Behind her, she could hear shouting, but she focused on the cadence of her boots against the pavement. She let her legs fall into the sprint, the muscles rolling with her adrenaline as they drove her onwards towards one of the buildings a short distance across campus where she knew she could proceed uninterrupted.

As she suspected might happen, Brother Jed gave fast pursuit and she hoped her preparations could handle his inclusion in the matters at hand.

* * *

Three hours earlier, Vex stepped out of her cab and stared momentarily into the distant blue sky as she steeled herself against the very palpable sense of anxiety that permeated the campus. The sense of foreboding had not changed and the anxious uttering of the voices sprang back into her mind the moment she came clear of the wards that protected the cab. They tugged at her, drawing her gaze deeper into the campus buildings—some asking her to destroy the intruder, some suggested she take the newly arrived power for herself, others simply urged her to act on their behest.

If nothing else seemed clear: something evil had arrived in Tempe and she needed to deal with it.

“I brought what you needed,” Nathan said, hefting the black grocery bag in his hand.

“Good,” she said, heading to the back of the cab. “Can you hang onto that for a moment?”

She popped the trunk open and threw aside a heavy blanket to reveal a carefully placed series of weapons: a magickally runed crowbar, a baseball bat carved with the Tree-of-Life and seven angels, and sledgehammer with hellishly bent sigils twisting about its black-steel head. She grabbed the hammer and dragged its weight out of the trunk.

“Yeah, sure,” Nathan said, letting the bag droop again. He eyed the hammer with some trepidation. “Bringing out the big guns? What do you need with seventeen rosaries anyway…that was pretty expensive, you know. There’s also a bag of sea salt, ‘sodium sulfate’ laundry detergent, and

She examined the surface of the maul head of the hammer.

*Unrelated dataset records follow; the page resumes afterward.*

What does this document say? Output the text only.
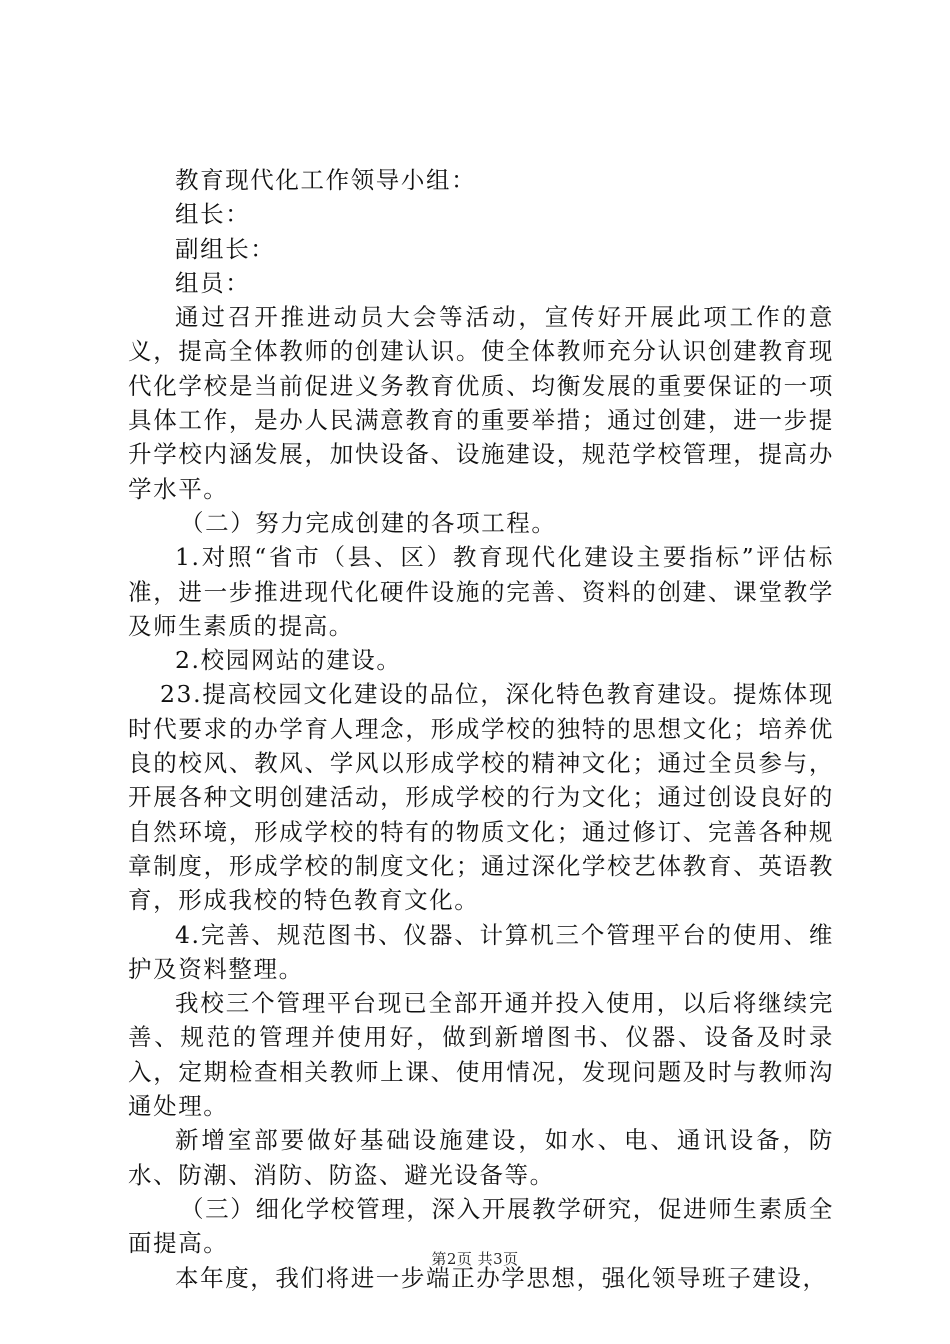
教育现代化工作领导小组：

组长：

副组长：

组员：

通过召开推进动员大会等活动，宣传好开展此项工作的意义，提高全体教师的创建认识。使全体教师充分认识创建教育现代化学校是当前促进义务教育优质、均衡发展的重要保证的一项具体工作，是办人民满意教育的重要举措；通过创建，进一步提升学校内涵发展，加快设备、设施建设，规范学校管理，提高办学水平。

（二）努力完成创建的各项工程。

1.对照“省市（县、区）教育现代化建设主要指标”评估标准，进一步推进现代化硬件设施的完善、资料的创建、课堂教学及师生素质的提高。

2.校园网站的建设。

23.提高校园文化建设的品位，深化特色教育建设。提炼体现时代要求的办学育人理念，形成学校的独特的思想文化；培养优良的校风、教风、学风以形成学校的精神文化；通过全员参与，开展各种文明创建活动，形成学校的行为文化；通过创设良好的自然环境，形成学校的特有的物质文化；通过修订、完善各种规章制度，形成学校的制度文化；通过深化学校艺体教育、英语教育，形成我校的特色教育文化。

4.完善、规范图书、仪器、计算机三个管理平台的使用、维护及资料整理。

我校三个管理平台现已全部开通并投入使用，以后将继续完善、规范的管理并使用好，做到新增图书、仪器、设备及时录入，定期检查相关教师上课、使用情况，发现问题及时与教师沟通处理。

新增室部要做好基础设施建设，如水、电、通讯设备，防水、防潮、消防、防盗、避光设备等。

（三）细化学校管理，深入开展教学研究，促进师生素质全面提高。

本年度，我们将进一步端正办学思想，强化领导班子建设，

第2页 共3页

It had once been an ordinary chunk of metal, fashioned from cold-iron and painted red until time and use had worn it into its current shape. Then, through fate or accident, it fell into the hands of a railroad worker with a penchant for demonology and an urgent need to destroy his workplace for laying him off during an economic downturn. The etched designs that played across the black metal surface still belied the red paint the hammer once held now it radiated a destructive potence that few wards could forbear.

She twirled the hammer in her hands, its colossal heft felt right in her hands—it felt proper to be the devastator—the will of the weapon yearned to be used.

“I’ll bet you bought them just so that you could see what I intend to do with them,” she said, letting the hammer fall to her side. She could feel it hum with barely bridled expectation: today would be a destroyer’s day. The cab’s trunk slammed with a little more force than she planned when she pulled it closed—the intent within the weapon had already begun to affect her. “Didn’t you say you get thirty-percent off at your Christian supply store anyway?”

Nathan didn’t reply directly, he just shrugged his shoulders. “Where are we headed anyway?”